Saturday, February 1, 4070 Vilas Hall, 1 p.m., free. Info
Distilling one of the most sprawling theatrical films of the twentieth century is inevitably a fool’s errand, but if one were to scout for a concise tag and description of retired auteur Béla Tarr’s noir-drenched Expressionist filmmaking, renowned critic Jonathan Rosenbaum has called it, “Andrei Tarkovsky without the religion.” In his seven-hour magnum opus, Sátántangó [Satan’s Tango] (1994), adapted from the novel of the same name by László Krasznahorkai and split into twelve sections (complementing the tango’s six forward and backward movements), Tarr constructs character portraits of desolate Hungarian villagers like surreal black-and-white still-lifes. The cumulative effect of its extended takes, including a masterful eight-minute opening tracking shot, aided by cinematographer Gábor Medvigy’s methodical pan, and scored by the chilling reverberance of distant bells, simultaneously invites viewers to absorb every minute detail and induces a state of trance.
But rather than gaze unto the divine everlasting like Tarkovsky envisioned in his works, Tarr keeps his films grounded in the earthly and profane. The endless traversal of sodden landscapes is as arduous as it is aimless, as if the characters, like the drunken doctor (Peter Berling), are stuck in the muck of purgatory. Tarr’s commentary on contemporary rural life in his home country extends beyond the vagueness of the film’s vagabonds and “slow cinema” aesthetics, however, as he casts his own composer, Mihály Víg, into the proceedings as principal profiteer and false prophet Irimias, who carries with him direct allusions to Eastern Europe’s fall of Communism and creep of Capitalism. From his spectral, mythic appearance, Irimias seems to be the blackened heart of the film’s insular universe, swindling the townspeople’s money in exchange for the promise of a better society. He publicly seeks a model farm to “bind this tiny group of the dispossessed together” but, in actuality, plans to literally decimate it.

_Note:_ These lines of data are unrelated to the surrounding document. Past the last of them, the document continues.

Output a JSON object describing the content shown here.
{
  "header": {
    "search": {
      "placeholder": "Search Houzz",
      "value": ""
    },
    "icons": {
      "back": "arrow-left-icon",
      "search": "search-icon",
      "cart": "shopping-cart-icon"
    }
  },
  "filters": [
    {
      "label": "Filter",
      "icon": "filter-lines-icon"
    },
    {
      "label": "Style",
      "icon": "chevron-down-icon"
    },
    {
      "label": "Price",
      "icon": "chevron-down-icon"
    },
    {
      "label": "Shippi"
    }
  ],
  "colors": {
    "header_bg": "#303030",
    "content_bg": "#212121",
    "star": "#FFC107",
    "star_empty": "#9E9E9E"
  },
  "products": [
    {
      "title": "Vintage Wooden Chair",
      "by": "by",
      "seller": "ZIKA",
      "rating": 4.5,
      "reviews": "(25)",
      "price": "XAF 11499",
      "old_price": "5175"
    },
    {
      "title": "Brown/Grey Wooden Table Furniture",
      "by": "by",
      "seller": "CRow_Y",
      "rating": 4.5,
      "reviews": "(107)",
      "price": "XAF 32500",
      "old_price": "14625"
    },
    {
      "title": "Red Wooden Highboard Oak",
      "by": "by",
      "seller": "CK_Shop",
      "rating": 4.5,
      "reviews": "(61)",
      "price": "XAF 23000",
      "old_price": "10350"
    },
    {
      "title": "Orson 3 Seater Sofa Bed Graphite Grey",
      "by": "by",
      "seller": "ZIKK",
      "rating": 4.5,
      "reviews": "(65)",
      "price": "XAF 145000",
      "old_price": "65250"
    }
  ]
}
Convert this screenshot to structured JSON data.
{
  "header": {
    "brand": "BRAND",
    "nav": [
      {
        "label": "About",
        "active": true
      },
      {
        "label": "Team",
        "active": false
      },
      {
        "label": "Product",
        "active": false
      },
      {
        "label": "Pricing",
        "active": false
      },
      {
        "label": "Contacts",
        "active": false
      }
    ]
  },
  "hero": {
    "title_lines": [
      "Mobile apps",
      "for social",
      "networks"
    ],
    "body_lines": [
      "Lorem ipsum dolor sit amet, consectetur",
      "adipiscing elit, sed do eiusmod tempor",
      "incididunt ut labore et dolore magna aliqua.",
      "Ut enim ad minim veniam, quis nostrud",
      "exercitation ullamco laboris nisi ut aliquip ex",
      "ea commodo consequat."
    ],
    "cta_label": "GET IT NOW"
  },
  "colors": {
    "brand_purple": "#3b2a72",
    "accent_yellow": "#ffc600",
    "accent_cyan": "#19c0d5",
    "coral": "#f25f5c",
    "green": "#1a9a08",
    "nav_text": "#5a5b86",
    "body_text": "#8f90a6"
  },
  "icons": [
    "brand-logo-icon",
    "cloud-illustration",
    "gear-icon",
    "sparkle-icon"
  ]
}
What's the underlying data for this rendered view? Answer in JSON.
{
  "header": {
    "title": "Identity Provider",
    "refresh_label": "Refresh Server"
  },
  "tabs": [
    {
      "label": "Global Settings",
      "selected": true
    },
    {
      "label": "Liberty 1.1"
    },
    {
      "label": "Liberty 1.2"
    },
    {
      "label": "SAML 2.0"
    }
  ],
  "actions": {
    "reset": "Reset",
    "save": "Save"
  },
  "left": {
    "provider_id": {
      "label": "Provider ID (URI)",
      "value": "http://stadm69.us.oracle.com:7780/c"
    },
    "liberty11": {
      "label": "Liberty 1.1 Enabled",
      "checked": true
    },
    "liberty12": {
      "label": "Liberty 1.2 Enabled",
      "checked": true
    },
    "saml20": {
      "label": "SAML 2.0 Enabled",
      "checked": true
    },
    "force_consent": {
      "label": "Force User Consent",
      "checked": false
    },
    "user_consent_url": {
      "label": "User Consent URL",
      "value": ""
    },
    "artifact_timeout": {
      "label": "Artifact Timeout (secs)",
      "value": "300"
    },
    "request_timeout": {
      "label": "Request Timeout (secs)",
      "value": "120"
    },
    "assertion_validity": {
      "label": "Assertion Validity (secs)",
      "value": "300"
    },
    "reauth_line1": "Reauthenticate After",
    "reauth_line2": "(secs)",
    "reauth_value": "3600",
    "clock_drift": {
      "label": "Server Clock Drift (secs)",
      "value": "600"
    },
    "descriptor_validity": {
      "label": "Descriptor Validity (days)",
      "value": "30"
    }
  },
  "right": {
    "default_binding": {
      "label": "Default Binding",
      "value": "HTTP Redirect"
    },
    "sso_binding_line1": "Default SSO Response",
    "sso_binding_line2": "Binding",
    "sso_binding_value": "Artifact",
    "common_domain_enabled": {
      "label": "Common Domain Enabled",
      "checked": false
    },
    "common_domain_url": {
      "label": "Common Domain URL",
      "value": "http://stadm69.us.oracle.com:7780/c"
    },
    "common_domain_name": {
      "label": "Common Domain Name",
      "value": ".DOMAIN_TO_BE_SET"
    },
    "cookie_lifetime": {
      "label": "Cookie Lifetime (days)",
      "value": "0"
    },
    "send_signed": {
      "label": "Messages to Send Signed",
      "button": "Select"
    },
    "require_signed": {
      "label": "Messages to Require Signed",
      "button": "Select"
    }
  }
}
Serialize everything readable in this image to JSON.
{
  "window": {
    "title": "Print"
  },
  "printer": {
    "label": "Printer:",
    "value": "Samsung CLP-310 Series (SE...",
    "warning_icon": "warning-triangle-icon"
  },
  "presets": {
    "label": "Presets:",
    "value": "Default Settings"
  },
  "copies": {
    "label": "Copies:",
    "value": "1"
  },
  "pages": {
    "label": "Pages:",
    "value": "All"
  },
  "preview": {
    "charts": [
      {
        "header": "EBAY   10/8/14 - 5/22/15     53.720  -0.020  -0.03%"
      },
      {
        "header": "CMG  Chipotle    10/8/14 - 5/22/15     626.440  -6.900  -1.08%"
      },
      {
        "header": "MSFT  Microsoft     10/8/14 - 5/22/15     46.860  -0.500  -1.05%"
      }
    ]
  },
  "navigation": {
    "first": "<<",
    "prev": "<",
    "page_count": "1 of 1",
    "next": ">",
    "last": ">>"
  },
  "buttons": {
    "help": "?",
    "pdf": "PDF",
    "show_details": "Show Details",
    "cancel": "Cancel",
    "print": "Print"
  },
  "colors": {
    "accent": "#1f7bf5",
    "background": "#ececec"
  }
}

Delving much further into the film would ruin its intended invocations and indelible, otherworldly visages, but it would be an incomplete assessment without the catalyst for Irimias’ scheme in the form of young Estike (Erika Bók), who is perhaps most spiteful and tragic for her behavior towards a particular cat in Sátántangó‘s most brutal on-screen representation of violence. In this sequence, Tarr establishes parallels between oppressors and the persecuted, empowered and powerless, as with Irimias’ desire for self-ruination in the film’s collectively doom-laden crawl. If one can stomach the tortuous scenes of torture, its revelrous tango dances in the pub are not only a necessary reprieve but all the more absurd (and entertaining). Considering its severity and general bleakness, it’s equally intimidating and inspiring that Sátántangó has withstood as a singular film entry after 25 years; and it serves as the occasion for this Cinematheque presentation in a new 4K restoration (with a short intermission and 90-minute dinner break at 5:30). Tarr’s mammoth presence in world cinema is even still proliferating in his filmmaking workshops and mentoring, as we have seen in the framing of one of 2019’s most acclaimed epics, An Elephant Sitting Still (dir. Hu Bo).